Последовавшую за «Чеченом» повесть «Мы есть» я интуитивно обозвал манифестом, не зная поначалу точно: манифестом кого? Собирательное «мы» стало образом, нащупываемым в тумане скучной обыденности. В опубликованных письмах академика Колмогорова, который был намечен заочным героем манифеста, я нашёл и вставил эпиграфом согласное с моим представлением видение: «человечество всегда мне представлялось в виде множества блуждающих в тумане огоньков, которые лишь смутно чувствуют сияние, рассеиваемое всеми другими. Но они связаны сетью ясных огненных нитей, каждый в одном, двух, трех… направлениях».

Фактическим содержанием манифеста стал процесс взросления умов Игната Прянишникова и его талантливых одноклассников по школе-интернату, «белорусов и ребят из ближних к столице областей. Много было тамбовских – Игнат связал это с тем, что уроженцем Тамбова был Колмогоров, придумавший эти интернаты для одаренных детей».
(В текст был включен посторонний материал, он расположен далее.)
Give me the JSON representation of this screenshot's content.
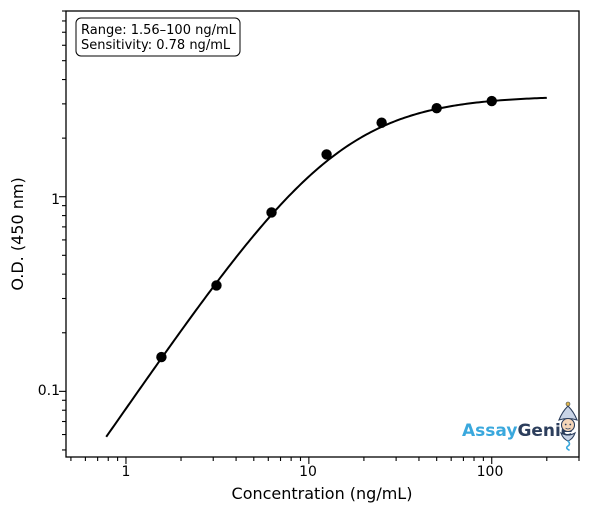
{
  "chart_data": {
    "type": "scatter",
    "title": "",
    "xlabel": "Concentration (ng/mL)",
    "ylabel": "O.D. (450 nm)",
    "x_scale": "log",
    "y_scale": "log",
    "xlim": [
      0.47,
      300
    ],
    "ylim": [
      0.046,
      9.0
    ],
    "grid": false,
    "x_tick_labels": [
      "1",
      "10",
      "100"
    ],
    "y_tick_labels": [
      "0.1",
      "1"
    ],
    "series": [
      {
        "kind": "points",
        "x": [
          1.5625,
          3.125,
          6.25,
          12.5,
          25,
          50,
          100
        ],
        "y": [
          0.15,
          0.35,
          0.83,
          1.65,
          2.4,
          2.85,
          3.1
        ]
      },
      {
        "kind": "fit-curve",
        "model": "4PL",
        "x_range": [
          0.78,
          200
        ],
        "params": {
          "A": 0.0015,
          "B": 1.4,
          "C": 14.0,
          "D": 3.3
        }
      }
    ],
    "annotation": {
      "line1": "Range: 1.56–100 ng/mL",
      "line2": "Sensitivity: 0.78 ng/mL",
      "placement": "top-left"
    },
    "colors": {
      "points": "#000000",
      "curve": "#000000",
      "axes": "#000000"
    }
  },
  "logo": {
    "text_part1": "Assay",
    "text_part2": "Genie",
    "color_part1": "#3aa8dd",
    "color_part2": "#2c3e5c",
    "icon": "genie-mascot-icon"
  }
}
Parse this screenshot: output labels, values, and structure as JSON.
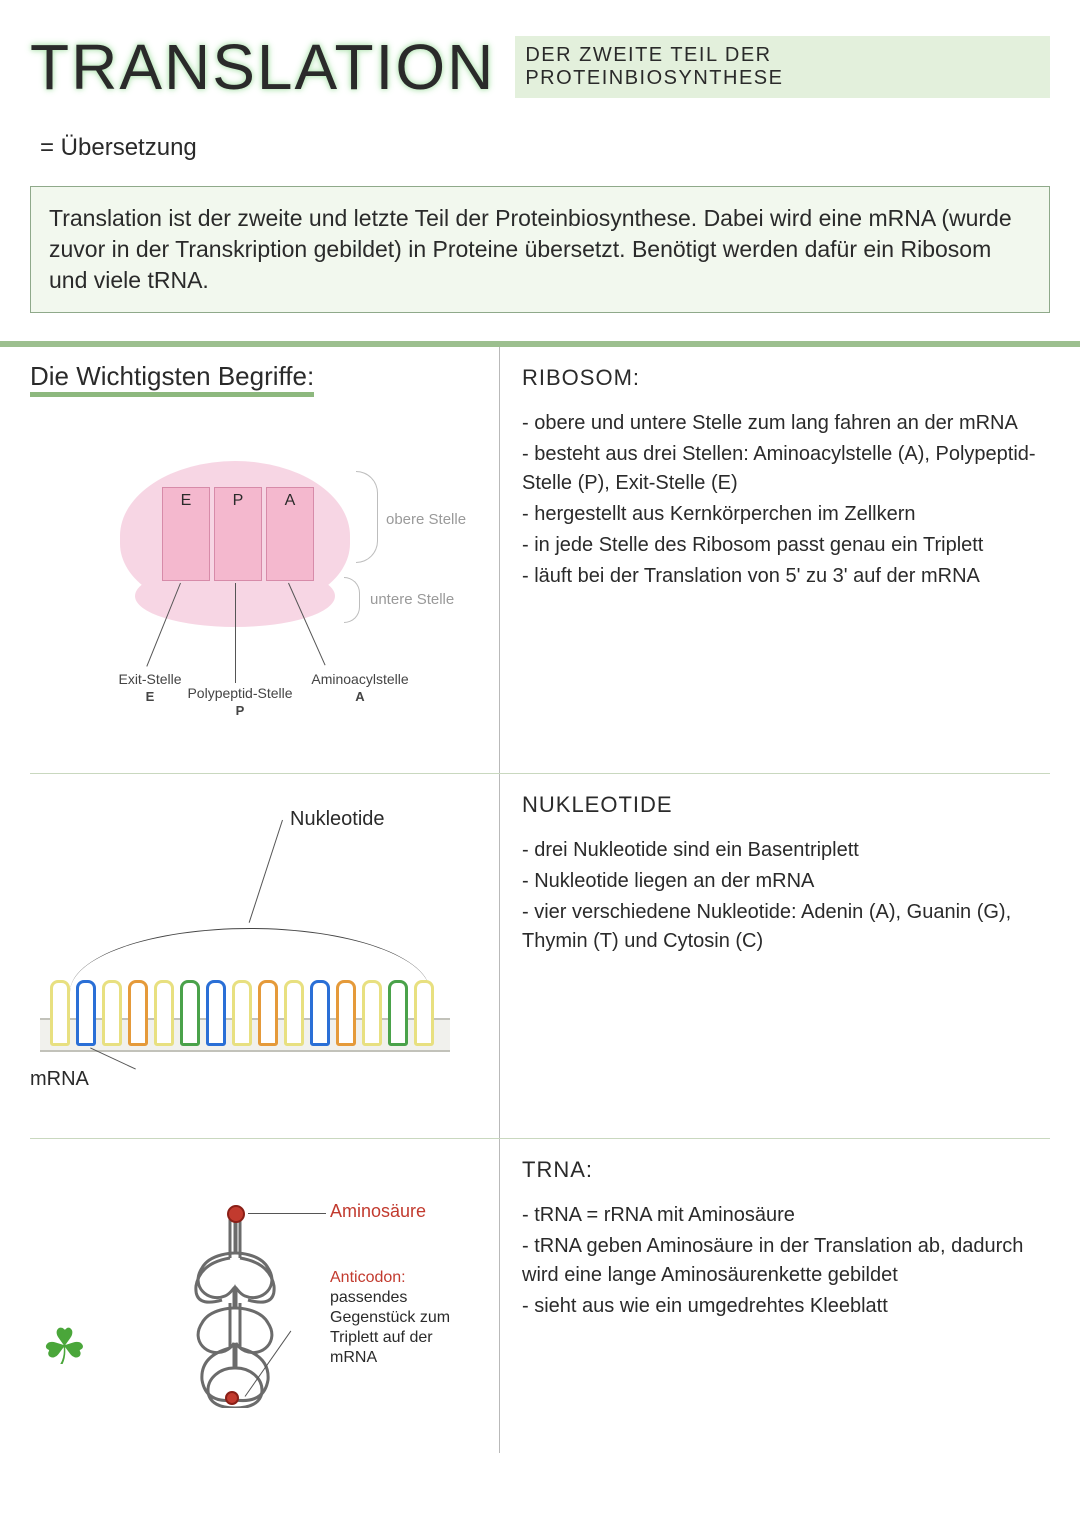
{
  "header": {
    "title": "Translation",
    "subtitle": "der zweite Teil der Proteinbiosynthese"
  },
  "equals_line": "= Übersetzung",
  "intro": "Translation ist der zweite und letzte Teil der Proteinbiosynthese. Dabei wird eine mRNA (wurde zuvor in der Transkription gebildet) in Proteine übersetzt. Benötigt werden dafür ein Ribosom und viele tRNA.",
  "begriffe_title": "Die Wichtigsten Begriffe:",
  "ribosome": {
    "heading": "RIBOSOM:",
    "bullets": [
      "- obere und untere Stelle zum lang fahren an der mRNA",
      "- besteht aus drei Stellen: Aminoacylstelle (A), Polypeptid-Stelle (P), Exit-Stelle (E)",
      "- hergestellt aus Kernkörperchen im Zellkern",
      "- in jede Stelle des Ribosom passt genau ein Triplett",
      "- läuft bei der Translation von 5' zu 3' auf der mRNA"
    ],
    "site_E": "E",
    "site_P": "P",
    "site_A": "A",
    "lbl_obere": "obere Stelle",
    "lbl_untere": "untere Stelle",
    "lbl_exit": "Exit-Stelle",
    "lbl_exit_b": "E",
    "lbl_poly": "Polypeptid-Stelle",
    "lbl_poly_b": "P",
    "lbl_amino": "Aminoacylstelle",
    "lbl_amino_b": "A"
  },
  "nukleotide": {
    "heading": "NUKLEOTIDE",
    "bullets": [
      "- drei Nukleotide sind ein Basentriplett",
      "- Nukleotide liegen an der mRNA",
      "- vier verschiedene Nukleotide: Adenin (A), Guanin (G), Thymin (T) und Cytosin (C)"
    ],
    "lbl_nukleotide": "Nukleotide",
    "lbl_mrna": "mRNA",
    "colors": [
      "#e8e080",
      "#2a6fd6",
      "#e8e080",
      "#e59a3a",
      "#e8e080",
      "#4aa24a",
      "#2a6fd6",
      "#e8e080",
      "#e59a3a",
      "#e8e080",
      "#2a6fd6",
      "#e59a3a",
      "#e8e080",
      "#4aa24a",
      "#e8e080"
    ]
  },
  "trna": {
    "heading": "tRNA:",
    "bullets": [
      "- tRNA = rRNA mit Aminosäure",
      "- tRNA geben Aminosäure in der Translation ab, dadurch wird eine lange Aminosäurenkette gebildet",
      "- sieht aus wie ein umgedrehtes Kleeblatt"
    ],
    "lbl_amino": "Aminosäure",
    "lbl_anticodon_hd": "Anticodon:",
    "lbl_anticodon_txt": "passendes Gegenstück zum Triplett auf der mRNA"
  },
  "colors": {
    "accent_green": "#9cbf8f",
    "box_bg": "#f2f8ee",
    "pink": "#f4b8ce",
    "pink_light": "#f7d6e4",
    "red": "#c23a2e"
  }
}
Провинциалы, отобранные для столичного употребления, представляли собой замечательный предмет художественного анализа процессов ускоренного отбора мозга. С рождения отличающиеся от большинства, формирующие сознание в столкновении с инстинктивно-гормональными принципами поведения, некоторые из них вырастают в странных людей, вынужденных скрывать свою мыслительную активность, которая направлена на решение отсроченных рассудочных задач. Один из них – Прянишников, который «понял и удивился людям, с которыми общался, и которых видел со стороны, и о которых только слышал – и уже всю жизнь потом мог не только догадываться, но и знать о существовании в людском многообразии таких же, как он, и много лучших него, и настолько лучших, что дух захватывало от одной мысли, что они есть».
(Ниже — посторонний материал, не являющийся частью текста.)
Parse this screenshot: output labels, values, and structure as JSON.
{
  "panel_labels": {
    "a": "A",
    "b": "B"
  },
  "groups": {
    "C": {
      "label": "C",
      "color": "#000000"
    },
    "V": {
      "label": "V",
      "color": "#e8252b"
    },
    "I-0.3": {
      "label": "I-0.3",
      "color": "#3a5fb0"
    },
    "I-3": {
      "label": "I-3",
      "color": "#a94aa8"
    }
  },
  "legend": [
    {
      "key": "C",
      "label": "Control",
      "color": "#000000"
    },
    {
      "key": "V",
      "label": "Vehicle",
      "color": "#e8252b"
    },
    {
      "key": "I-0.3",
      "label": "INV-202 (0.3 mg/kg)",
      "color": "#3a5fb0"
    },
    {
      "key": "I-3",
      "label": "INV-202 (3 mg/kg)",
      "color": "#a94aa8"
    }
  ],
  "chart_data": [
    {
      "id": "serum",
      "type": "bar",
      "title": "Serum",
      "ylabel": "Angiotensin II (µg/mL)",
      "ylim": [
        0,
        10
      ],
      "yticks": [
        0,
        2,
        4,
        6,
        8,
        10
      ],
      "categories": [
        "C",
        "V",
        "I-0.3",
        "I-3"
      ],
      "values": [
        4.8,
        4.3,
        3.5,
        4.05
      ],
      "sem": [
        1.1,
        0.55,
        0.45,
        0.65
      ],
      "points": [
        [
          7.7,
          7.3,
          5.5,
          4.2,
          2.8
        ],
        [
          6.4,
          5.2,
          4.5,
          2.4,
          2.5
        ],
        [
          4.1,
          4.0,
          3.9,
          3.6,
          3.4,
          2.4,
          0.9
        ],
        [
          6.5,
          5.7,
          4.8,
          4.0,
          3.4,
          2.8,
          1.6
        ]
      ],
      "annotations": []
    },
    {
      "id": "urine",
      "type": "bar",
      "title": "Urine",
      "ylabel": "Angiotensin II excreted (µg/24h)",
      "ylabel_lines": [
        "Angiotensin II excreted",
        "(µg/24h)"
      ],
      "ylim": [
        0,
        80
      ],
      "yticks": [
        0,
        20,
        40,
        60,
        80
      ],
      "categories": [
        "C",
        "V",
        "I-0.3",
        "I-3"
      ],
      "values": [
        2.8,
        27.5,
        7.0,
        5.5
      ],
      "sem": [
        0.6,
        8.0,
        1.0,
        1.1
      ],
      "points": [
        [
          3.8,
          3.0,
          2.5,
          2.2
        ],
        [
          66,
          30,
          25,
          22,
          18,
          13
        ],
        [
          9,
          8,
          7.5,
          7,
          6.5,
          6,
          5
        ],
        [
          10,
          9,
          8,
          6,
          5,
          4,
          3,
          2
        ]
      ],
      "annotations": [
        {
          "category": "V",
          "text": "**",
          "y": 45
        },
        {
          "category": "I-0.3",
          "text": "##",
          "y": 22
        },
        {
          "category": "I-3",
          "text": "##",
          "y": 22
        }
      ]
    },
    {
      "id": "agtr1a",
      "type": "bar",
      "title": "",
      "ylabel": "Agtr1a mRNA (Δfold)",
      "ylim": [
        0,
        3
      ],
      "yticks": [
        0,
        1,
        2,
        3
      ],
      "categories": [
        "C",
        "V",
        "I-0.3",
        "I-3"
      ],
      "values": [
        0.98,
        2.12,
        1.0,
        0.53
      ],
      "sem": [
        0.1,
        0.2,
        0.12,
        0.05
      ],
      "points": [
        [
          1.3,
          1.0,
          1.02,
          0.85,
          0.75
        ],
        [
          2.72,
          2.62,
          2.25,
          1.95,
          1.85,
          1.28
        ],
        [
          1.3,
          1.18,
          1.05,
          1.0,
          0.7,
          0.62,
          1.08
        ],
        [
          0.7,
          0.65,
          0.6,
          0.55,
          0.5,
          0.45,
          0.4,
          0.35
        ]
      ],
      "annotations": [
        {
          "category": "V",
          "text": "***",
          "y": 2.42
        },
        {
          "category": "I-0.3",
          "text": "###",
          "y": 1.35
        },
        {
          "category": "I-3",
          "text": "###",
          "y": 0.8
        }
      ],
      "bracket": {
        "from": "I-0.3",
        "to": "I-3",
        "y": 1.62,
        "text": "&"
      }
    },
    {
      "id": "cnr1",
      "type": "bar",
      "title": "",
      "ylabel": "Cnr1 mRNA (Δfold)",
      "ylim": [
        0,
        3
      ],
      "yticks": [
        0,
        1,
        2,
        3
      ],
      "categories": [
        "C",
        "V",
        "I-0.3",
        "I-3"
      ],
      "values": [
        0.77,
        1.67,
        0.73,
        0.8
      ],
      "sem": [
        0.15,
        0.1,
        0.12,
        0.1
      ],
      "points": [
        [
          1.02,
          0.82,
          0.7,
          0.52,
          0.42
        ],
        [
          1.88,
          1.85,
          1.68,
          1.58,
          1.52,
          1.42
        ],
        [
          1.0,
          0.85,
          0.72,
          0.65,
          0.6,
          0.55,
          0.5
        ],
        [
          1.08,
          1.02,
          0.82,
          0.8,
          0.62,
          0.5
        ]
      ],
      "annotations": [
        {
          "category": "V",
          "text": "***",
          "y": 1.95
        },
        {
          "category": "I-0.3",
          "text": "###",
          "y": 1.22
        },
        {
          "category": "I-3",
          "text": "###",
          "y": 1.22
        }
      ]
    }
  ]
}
По сути, «Мы есть» утверждает неизбывность «рассудочного меньшинства», которое интерпретаторы результатов искусственного отбора мозга полагают носителем принципов социальной эволюции, «принудительно отдаляющих человечество от его обезьяньего прошлого».

Для думающего Прянишникова попытка понять, хорошо ли он жил, неразделима с греющими душу ответами на некоторые вечные русские вопросы.

На один из них, о «чумазых», ответил Колмогоров, которого Игнат узнал в недобром уже здравии и не важным лектором.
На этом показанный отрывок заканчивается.